The mechanism involves two overlapping cycles, one using a copper halide and the other using palladium. The decarboxylation step occurs between the substituted benzoic acid and copper halide to form the intermediate aryl copper species. The palladium initially undergoes oxidative addition from the aryl halide to form a Pd(II) aryl complex. After both of these initial steps, the substituted aryl copper undergoes trans-metalation with the palladium complex. This step forms the copper halide, which then undergoes anion exchange with the substituted benzoic acid to reform the aryl copper intermediate, continuing the catalytic cycle. The other complex formed in the trans-metalation step is a bis-aryl palladium(II), which then undergoes reductive elimination to form the desired bis-aryl species as well as the starting Pd(0) complex, thus completing the catalytic cycle.

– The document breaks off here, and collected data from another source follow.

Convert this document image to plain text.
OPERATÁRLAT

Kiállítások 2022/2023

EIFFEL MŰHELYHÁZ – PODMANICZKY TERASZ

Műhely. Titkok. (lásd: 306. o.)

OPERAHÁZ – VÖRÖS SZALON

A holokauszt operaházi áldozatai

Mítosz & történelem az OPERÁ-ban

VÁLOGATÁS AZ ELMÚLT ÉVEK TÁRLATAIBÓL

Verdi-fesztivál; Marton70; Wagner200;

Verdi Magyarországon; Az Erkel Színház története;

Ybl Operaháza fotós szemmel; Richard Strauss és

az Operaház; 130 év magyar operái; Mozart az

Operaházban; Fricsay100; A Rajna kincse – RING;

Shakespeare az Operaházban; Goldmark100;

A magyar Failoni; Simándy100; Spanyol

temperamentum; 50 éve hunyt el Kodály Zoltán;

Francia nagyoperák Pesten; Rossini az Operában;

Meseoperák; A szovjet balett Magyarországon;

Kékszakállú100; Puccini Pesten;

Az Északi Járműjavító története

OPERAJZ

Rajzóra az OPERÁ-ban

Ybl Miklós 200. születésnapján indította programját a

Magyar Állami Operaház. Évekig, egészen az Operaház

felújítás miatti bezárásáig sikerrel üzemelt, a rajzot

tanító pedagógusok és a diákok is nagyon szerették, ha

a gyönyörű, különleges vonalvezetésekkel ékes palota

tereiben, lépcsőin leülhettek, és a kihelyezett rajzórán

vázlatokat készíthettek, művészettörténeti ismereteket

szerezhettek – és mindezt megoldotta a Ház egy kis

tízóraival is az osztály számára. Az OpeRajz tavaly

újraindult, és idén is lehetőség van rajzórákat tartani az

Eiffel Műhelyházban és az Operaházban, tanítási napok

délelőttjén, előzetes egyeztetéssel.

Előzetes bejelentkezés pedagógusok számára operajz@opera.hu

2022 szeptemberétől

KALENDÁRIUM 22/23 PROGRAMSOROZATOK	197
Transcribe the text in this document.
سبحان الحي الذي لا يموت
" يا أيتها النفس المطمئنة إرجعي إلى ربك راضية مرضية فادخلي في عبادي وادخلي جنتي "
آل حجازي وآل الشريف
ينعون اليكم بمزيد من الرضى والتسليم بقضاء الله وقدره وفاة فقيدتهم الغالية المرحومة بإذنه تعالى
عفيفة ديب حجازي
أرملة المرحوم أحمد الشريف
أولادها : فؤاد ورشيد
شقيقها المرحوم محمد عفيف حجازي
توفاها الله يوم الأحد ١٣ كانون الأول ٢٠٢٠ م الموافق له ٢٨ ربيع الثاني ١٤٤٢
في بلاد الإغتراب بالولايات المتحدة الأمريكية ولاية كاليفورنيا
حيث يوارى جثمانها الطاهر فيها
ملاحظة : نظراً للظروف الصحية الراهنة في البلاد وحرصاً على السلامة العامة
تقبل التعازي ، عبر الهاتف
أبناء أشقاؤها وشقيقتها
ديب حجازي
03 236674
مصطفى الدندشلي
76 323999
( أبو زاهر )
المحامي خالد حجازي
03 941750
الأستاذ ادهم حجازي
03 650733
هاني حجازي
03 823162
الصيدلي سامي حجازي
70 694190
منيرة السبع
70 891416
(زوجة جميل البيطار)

===Heteroaromatic acid coupling===
Forgione, P., Bilodeau, F. et al. reported that heteroatoms containing a carboxylic acid also are tolerated by palladium monometallic systems and undergo decarboxylative cross coupling with aryl halides. In the proposed mechanism the initial step is oxidative addition of the aryl halide forming an aryl–palladium intermediate. Electrophilic palladation then occurs at carbon-3 of the heteroatom. From this intermediate there are two possible pathways for the cycle to continue on. The first is palladium migration from carbon-3 to carbon-2 along with the expulsion of carbon dioxide. This forms the aryl–palladium–heteroatom intermediate, which undergoes reductive elimination to form the final heteroaromatic compound. The second pathway only occurs when R is a proton. If this is the case, deprotonation occurs to regain aromaticity of the heteroatom. This intermediate then undergoes reductive elimination, coupling the aryl to the carbon-3 position of the heteroatom. As this compound still contains the carboxylic acid it is then free to re enter the catalytic cycle where it undergoes coupling at the carbon 2 position, along with the expulsion of carbon dioxide to form a biaryl heteroatom. As this pathway competes with the decarboxylation step, two products are formed making this reaction less selective. As a result, heteroatoms, which are substituted at the carbon 3 position and are more favored due to the higher level of control they provide.